9 p.m. – Opening-night reception

REGISTRATION
The Orphan Train Colloquium costs $60 per attendee, which includes all presentations, a conference book, lunch on Day 2 at The Archway and a ticket to the Oct. 3 performance of “Orphan Train: The Musical.”
Individual sessions inside UNK’s Fine Arts Recital Hall and the Museum of Nebraska Art are free and open to the public.
Registration is available online at unk.edu/orphantrain

ORPHAN TRAIN: THE MUSICAL
Public performances of “Orphan Train: The Musical” will be held 7:30 p.m. Oct. 3, 4 and 6 and 2 p.m. Oct. 7 at the Miriam Drake Theatre inside UNK’s Fine Arts Building.
Cost is $15 for adults, $10 for seniors and UNK faculty/staff members, $5 for youths in fifth through 12th grades and $3 for UNK students.
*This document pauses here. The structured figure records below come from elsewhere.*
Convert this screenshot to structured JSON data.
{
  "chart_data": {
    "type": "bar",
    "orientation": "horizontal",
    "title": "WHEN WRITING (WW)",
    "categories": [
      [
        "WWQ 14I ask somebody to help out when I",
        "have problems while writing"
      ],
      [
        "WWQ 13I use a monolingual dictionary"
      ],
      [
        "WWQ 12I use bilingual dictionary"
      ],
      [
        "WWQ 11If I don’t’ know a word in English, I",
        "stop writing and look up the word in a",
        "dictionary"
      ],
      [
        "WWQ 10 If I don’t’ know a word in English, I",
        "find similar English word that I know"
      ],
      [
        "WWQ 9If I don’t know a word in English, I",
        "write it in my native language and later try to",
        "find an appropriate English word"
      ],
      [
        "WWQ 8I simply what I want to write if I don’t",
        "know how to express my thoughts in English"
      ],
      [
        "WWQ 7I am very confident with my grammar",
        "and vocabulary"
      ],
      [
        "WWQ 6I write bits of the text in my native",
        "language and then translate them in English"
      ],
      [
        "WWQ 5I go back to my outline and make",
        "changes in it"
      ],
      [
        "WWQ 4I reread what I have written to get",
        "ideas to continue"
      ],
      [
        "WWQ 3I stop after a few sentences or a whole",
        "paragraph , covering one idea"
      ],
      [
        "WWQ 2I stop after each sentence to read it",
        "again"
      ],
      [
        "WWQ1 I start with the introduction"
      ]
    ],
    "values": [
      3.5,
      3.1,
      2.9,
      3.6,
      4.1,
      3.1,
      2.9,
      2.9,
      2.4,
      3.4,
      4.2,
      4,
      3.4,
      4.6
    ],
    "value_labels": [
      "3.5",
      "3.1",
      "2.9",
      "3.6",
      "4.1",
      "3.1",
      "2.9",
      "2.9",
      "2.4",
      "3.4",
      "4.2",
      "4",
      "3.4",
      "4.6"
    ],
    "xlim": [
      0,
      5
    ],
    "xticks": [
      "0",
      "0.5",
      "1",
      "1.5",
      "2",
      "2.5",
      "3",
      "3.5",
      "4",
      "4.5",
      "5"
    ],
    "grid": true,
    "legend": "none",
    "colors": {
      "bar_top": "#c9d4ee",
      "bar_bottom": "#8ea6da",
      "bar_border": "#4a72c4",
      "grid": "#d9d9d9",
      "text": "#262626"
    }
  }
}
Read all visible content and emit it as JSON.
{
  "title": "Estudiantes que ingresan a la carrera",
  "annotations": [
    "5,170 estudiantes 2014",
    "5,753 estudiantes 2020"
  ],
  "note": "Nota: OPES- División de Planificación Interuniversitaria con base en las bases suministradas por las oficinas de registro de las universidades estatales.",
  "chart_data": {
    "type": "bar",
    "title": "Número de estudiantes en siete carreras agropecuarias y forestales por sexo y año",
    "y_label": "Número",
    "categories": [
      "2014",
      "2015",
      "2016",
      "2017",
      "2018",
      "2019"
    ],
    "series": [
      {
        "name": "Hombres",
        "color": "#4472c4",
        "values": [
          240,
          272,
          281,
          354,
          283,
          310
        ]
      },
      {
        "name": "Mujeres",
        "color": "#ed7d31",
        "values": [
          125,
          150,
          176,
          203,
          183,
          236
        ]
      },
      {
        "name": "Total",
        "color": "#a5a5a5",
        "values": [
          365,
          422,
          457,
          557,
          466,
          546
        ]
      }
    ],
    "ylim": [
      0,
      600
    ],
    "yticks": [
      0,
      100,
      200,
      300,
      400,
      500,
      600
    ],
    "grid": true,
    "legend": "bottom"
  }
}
Tickets are available through the UNK Theatre Box Office in the Fine Arts Building or by calling 308-865-8417.

One thought on “UNK conference highlights Orphan Train Movement

  1. Hope I can make it for both days. I’ve been involved with the Orphan Train project at the NE State Historical Society since I met Lloyd Castner years ago and learned about the existence of this part of our history I knew nothing about. Sounds like a great two days.